About | Gabrielle Glaser
About Gabrielle

I'm a writer who challenges the conventional wisdom on subjects that broadly touch people's lives. Over decades of work as a journalist and author, I have examined how accepted practices in one era had unexpected and often devastating consequences in the years that followed.

I believe that sweeping historical trends must be explored through the stories of the lives of the people who are most deeply affected by them. To fully investigate the story I tell in American Baby, I interviewed sources and visited archives in a dozen states from Oregon to Florida, as well as France and Israel.

My previous book, Her Best-Kept Secret: Why Women Drink -- And How They Can Regain Control, was a New York Times bestseller.

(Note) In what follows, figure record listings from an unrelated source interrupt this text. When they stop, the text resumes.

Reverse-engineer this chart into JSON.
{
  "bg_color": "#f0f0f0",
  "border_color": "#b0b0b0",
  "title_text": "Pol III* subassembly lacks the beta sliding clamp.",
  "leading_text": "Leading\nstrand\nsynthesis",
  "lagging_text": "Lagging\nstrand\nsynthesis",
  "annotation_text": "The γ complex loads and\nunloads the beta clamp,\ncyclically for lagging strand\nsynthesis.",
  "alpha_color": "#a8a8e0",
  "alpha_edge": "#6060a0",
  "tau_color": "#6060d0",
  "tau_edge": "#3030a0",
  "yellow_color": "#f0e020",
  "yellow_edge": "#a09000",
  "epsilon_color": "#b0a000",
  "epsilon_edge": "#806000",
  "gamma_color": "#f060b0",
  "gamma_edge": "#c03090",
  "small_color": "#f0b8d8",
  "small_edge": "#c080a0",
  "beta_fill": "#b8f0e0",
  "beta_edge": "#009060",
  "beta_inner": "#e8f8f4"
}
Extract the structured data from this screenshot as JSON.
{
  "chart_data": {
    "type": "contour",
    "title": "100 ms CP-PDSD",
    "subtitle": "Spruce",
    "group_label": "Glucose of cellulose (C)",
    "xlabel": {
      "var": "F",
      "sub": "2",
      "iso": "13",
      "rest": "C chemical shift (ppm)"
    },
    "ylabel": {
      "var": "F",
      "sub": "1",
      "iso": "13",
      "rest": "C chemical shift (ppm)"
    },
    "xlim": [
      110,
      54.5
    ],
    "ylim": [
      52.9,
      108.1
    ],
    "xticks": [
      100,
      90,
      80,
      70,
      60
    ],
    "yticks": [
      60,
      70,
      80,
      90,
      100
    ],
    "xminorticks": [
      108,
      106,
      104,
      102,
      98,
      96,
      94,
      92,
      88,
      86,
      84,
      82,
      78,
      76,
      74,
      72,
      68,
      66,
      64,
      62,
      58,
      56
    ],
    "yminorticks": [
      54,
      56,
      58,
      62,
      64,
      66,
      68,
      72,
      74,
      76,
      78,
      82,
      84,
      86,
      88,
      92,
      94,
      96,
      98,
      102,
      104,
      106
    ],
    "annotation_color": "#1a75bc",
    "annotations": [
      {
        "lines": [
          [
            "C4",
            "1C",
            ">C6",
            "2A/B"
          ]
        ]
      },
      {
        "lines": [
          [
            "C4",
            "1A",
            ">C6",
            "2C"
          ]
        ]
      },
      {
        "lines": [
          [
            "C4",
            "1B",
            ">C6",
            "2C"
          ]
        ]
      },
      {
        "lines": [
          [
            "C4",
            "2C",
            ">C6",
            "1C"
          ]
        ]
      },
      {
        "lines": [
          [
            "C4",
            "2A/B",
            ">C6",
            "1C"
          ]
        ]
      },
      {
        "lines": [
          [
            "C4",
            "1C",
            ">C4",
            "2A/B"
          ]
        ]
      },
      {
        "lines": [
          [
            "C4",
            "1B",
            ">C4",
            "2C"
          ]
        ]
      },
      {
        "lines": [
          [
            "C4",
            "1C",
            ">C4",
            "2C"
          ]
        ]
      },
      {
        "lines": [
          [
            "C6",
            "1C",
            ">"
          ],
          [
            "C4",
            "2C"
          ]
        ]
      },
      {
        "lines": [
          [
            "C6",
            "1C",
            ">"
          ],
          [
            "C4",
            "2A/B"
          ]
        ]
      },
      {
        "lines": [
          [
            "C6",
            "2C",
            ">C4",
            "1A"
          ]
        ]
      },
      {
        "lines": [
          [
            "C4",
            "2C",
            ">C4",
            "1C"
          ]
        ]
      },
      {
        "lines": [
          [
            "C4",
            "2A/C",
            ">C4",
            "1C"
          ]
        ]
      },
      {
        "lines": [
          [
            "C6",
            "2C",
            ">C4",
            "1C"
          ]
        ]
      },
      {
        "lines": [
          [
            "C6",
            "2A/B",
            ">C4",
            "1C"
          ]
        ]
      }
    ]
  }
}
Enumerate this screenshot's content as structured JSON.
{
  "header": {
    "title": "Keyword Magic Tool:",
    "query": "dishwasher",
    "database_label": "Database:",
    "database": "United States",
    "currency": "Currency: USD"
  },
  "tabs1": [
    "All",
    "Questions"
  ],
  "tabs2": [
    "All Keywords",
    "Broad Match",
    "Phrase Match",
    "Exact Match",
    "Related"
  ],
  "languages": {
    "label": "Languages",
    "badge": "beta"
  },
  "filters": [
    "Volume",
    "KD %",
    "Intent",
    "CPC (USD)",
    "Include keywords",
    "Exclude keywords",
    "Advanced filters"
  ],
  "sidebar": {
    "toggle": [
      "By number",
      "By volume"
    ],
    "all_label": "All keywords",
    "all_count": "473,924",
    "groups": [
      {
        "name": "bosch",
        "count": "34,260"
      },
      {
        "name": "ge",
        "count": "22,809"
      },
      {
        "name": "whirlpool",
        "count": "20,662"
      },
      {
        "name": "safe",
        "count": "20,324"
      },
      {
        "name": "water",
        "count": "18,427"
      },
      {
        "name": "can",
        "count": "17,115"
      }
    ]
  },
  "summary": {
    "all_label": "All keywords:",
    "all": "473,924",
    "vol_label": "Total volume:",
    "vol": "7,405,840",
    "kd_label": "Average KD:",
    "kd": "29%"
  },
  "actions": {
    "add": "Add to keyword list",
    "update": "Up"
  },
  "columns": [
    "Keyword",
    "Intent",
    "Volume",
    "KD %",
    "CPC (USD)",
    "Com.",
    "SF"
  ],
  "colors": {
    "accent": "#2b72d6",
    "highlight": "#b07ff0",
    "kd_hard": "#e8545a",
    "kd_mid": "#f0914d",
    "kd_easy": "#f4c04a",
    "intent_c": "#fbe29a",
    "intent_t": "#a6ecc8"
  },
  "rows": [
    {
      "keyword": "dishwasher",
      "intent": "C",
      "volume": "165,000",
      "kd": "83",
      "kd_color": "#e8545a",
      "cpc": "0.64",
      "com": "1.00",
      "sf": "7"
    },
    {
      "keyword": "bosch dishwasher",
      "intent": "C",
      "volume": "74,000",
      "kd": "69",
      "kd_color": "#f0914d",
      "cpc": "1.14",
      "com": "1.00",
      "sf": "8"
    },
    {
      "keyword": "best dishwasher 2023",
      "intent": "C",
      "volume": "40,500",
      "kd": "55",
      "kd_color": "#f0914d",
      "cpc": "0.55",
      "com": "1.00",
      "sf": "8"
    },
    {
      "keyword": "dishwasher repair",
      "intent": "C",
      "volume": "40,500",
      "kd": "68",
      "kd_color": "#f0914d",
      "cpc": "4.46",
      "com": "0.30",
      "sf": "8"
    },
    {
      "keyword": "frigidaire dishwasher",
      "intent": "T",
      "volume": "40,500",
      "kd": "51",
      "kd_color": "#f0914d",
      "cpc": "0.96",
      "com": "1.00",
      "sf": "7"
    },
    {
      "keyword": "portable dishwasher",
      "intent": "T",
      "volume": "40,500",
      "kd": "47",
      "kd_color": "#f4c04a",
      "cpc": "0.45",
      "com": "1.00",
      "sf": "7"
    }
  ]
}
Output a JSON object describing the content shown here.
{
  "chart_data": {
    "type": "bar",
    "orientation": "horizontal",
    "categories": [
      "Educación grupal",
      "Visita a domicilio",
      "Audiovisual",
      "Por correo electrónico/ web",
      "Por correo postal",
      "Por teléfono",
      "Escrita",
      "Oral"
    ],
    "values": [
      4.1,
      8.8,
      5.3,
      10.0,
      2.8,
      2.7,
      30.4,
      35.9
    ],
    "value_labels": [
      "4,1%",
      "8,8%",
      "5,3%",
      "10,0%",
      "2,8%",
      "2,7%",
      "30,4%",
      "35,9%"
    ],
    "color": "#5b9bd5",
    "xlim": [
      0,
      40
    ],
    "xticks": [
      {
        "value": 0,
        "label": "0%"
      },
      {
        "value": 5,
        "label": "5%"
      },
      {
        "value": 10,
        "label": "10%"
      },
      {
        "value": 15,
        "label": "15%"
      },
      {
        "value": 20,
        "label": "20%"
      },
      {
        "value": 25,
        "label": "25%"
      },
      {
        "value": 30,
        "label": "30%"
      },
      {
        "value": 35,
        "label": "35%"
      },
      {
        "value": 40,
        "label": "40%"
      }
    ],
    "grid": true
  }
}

It looked at why womens' consumption of alcohol has risen so sharply, how the 85-year-old faith-based program of Alcoholics Anonymous can be harmful to women, and which evidence-based treatments can help those who drink too much.

My work on mental health, medicine, and culture has been published by The New York Times Magazine, The New York Times, The Washington Post, The Los Angeles Times, The Atlantic, STAT, and many other publications. I am an adjunct professor of journalism at the University of Southern California.

In more than three decades as a journalist, I've reported from all over the world. I covered economics in Poland; a war in Yugoslavia, and, in 2016, the Rio Olympics.

I grew up in Oregon, and received my bachelor's and master's degrees in history from Stanford University. I live in New Jersey with my husband, and have three wise daughters.